Privacy, Security Archive

"The software bug--known as a buffer overflow--caused key memory-management functions in the zlib compression library to fail, a condition that could allow a smart attacker to compromise Linux computers over the Internet, said Dave Wreski, director for open-source security company Guardian Digital". Read the rest of the report at News.com.

IBM developerWorks has come out with three articles on OpenSSH, a free version of the SSH protocol suite for network connectivity. The first discusses RSA/DSA authentication, the second introduces ssh-agent and keychain, while the last goes over Agent forwarding and keychain improvements. Its a great resource for someone who needs some encryption.

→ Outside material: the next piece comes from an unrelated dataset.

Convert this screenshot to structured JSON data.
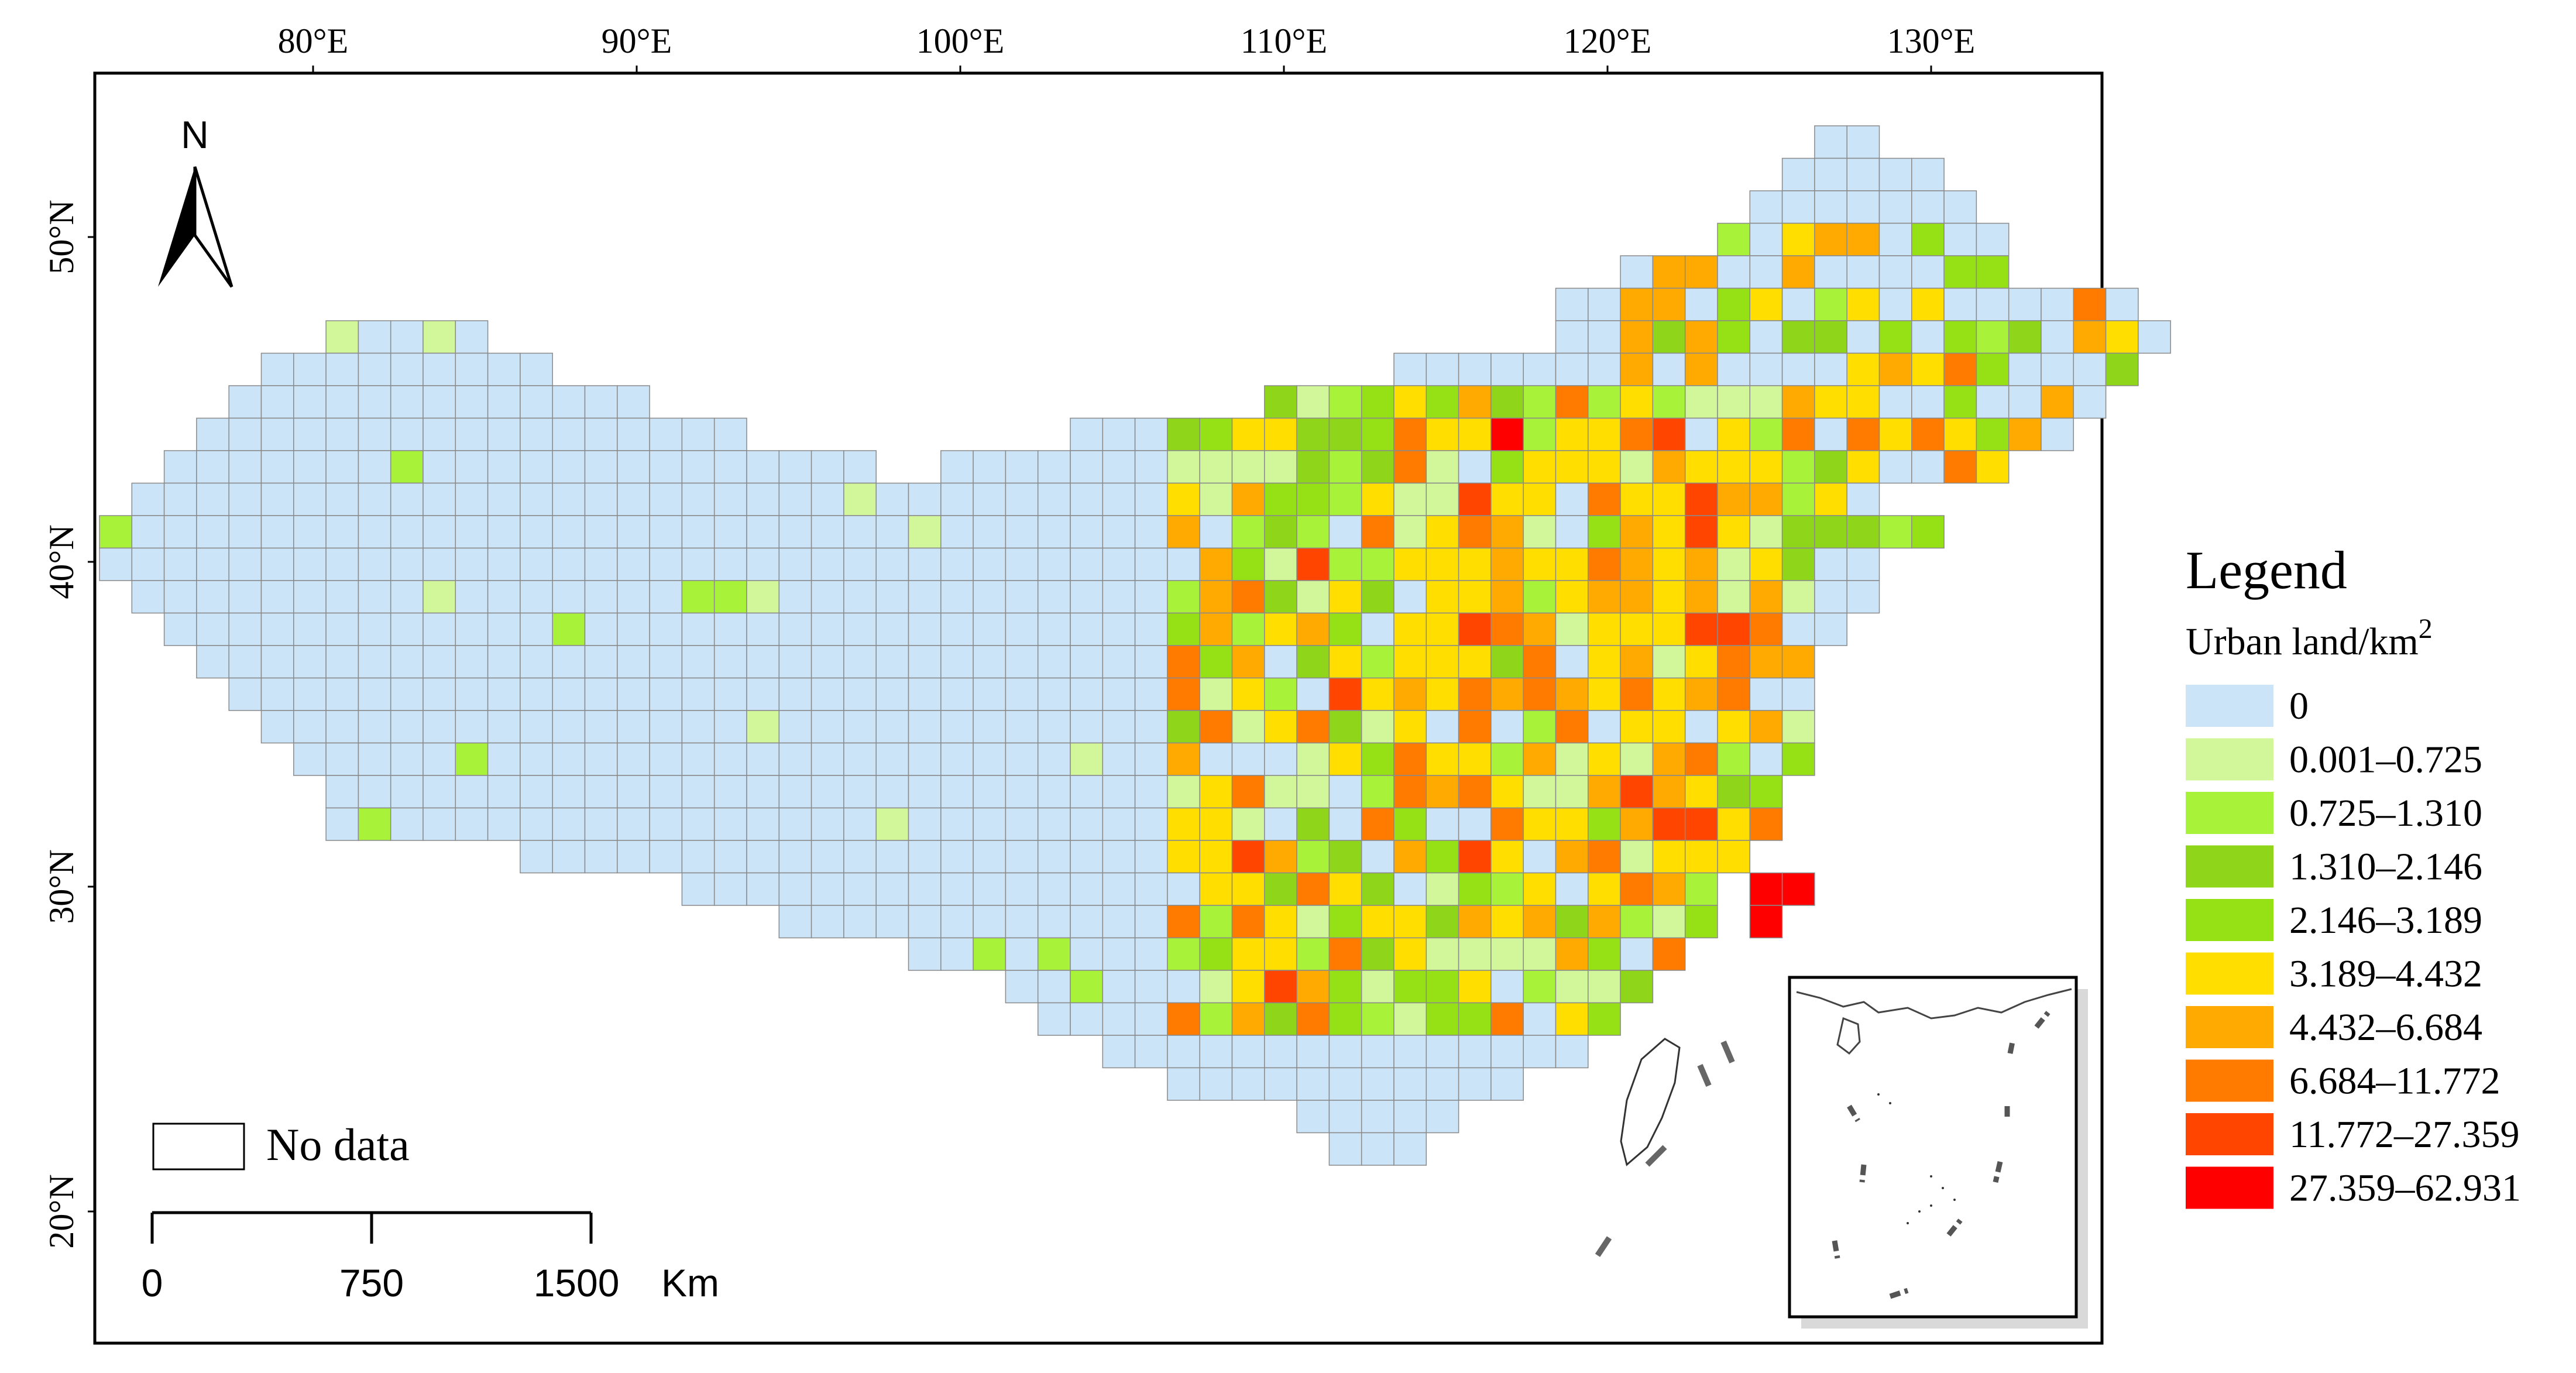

Seen this on WinInformat.com: "For at least the first 8 months of 2001, open-source poster child Linux was far less secure than Windows, according to the reputable NTBugTraq, which is hosted by SecurityFocus, the leading provider of security information about the Internet."

The FBI's National Infrastructure Protection Center has urged users of Microsoft's WindowsXP operating system to disable a feature that could leave computers open to attacks from hackers. In a statement issued Saturday, the FBI's NIPC, which usually leaves computer security warnings to the private sector, said it held technical discussions with Microsoft and industry experts Friday to identify ways to minimize the risk from security holes in the XP software, which was launched in late October.

"Researchers have discovered that hackers are already developing tools to take advantage of a hole that could allow the takeover of key servers in corporations and universities." Read the rest of the story at ZDNews.

OpenSSH 3.0 has just been released. It will be available from the mirrors listed at OpenSSH web site. OpenSSH is a 100% complete SSH protocol version 1.3, 1.5 and 2.0 implementation and includes sftp client and server support.